とは言ってもお客さんなんて来ない日の方が多い。ハヤトはいつものアームズコアの研究、わたしはと言えばウェイトレス姿で店番しながらお宝のスマートパッドでラノベを読みながら過ごすのがここ最近のお気に入りの過ごし方だ。
そうしているとバタバタと階段を駆け下りてきたハヤトが白衣も脱がずにヘルメットを持って店内を横切っていく。
「ちょっと出てくるぞ!」
「はーい、わたしの力はいらない?」
「ピンチならすぐ連絡する!!」
あらら、ホントに白衣のまま行っちゃった。
元々は指揮官型幹部だったせいかハヤトはアームズの反応を感じ取ることが出来た。それをタブレットPCに入力して大体の場所を割り出すシステムも開発してしまったらしい。
遡れば今跨って行ったゼロムストライカーやゼロムキャリアーも彼が普通のバイクや装甲車から改造して作ったというのだから驚きだ。「わたしもバイクが欲しい!」と言った時など面倒そうな返事をしながらも翌日にはビッグスクーターのようなバイクがわたし用に仕上げられていたので驚いたものだ。
「今日は普段にまして平和だわね~。」
おやっさんは今頃先史文明の遺産があるらしい旧時代のビルへ発掘調査に行っている。
あの人はあの人で昔の機械やら本に食器などを見つけて再利用するのが得意でわたしが貰ったこのカップなども採掘品だ。元々のオリジナルはバラバラに砕けてしまってるだろうにそれをバイオプリンターを駆使して元通り新品同様にしてしまうのだから驚きである。
なんでもこの街を治めていた時代に飲んだ紅茶に感銘を受けて現代に復活させた張本人でもあるらしい。
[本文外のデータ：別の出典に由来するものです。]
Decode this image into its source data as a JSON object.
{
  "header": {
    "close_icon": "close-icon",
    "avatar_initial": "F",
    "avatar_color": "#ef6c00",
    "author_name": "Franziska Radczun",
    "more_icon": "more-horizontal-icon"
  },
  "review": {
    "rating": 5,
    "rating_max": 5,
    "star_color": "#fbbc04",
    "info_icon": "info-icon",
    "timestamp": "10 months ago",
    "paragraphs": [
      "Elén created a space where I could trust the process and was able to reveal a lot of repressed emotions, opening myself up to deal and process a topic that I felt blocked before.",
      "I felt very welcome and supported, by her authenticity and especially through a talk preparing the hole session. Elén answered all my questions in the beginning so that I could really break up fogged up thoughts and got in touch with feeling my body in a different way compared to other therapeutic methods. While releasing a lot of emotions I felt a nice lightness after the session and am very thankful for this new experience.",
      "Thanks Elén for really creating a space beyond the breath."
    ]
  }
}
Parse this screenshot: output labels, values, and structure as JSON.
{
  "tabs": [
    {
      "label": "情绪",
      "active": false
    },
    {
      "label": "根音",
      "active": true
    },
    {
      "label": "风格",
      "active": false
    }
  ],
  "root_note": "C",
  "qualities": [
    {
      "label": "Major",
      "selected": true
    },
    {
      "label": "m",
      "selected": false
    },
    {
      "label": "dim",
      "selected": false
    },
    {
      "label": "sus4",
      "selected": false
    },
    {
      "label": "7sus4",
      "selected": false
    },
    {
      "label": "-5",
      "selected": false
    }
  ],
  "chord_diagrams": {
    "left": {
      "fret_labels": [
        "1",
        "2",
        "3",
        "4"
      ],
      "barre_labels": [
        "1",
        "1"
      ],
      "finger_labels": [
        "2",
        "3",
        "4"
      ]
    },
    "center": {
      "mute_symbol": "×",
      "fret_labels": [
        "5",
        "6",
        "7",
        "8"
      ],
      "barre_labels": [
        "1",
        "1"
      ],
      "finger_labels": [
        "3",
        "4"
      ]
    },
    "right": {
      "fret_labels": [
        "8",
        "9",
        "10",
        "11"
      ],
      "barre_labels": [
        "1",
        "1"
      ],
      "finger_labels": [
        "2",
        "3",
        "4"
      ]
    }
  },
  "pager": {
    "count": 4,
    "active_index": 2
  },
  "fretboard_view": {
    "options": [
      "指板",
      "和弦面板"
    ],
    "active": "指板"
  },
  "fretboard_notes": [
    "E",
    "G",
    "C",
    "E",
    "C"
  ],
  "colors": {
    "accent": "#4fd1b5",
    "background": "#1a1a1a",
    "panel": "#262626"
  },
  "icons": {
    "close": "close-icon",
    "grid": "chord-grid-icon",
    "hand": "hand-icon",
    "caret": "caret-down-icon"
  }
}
その時に飲んだ紅茶はどこから手に入れたかは不明だけど今ではおやっさんの紅茶はブランド化するほどの商品だ。
・・・まあ、今のご時世に紅茶が飲みたいなんて人はよっぽどのお金持ちか、
「こんちわー!」「あっ、店員のねえちゃんまたサボってるぞー!」「おじゃまします・・・。」
こうしてたまにやってくるこのお店を直接知ってる近所の人達や子供くらいだろう。
「はいはーい、いらっしゃいませ~ようこそ有閑喫茶【アミーゴ】へ~。」
ハヤトもそのうち帰ってきて紅茶を求めるだろう、そう考えながらわたしは小さなお客様のテーブルにメニューを持ってゆっくり歩み寄っていくのであった。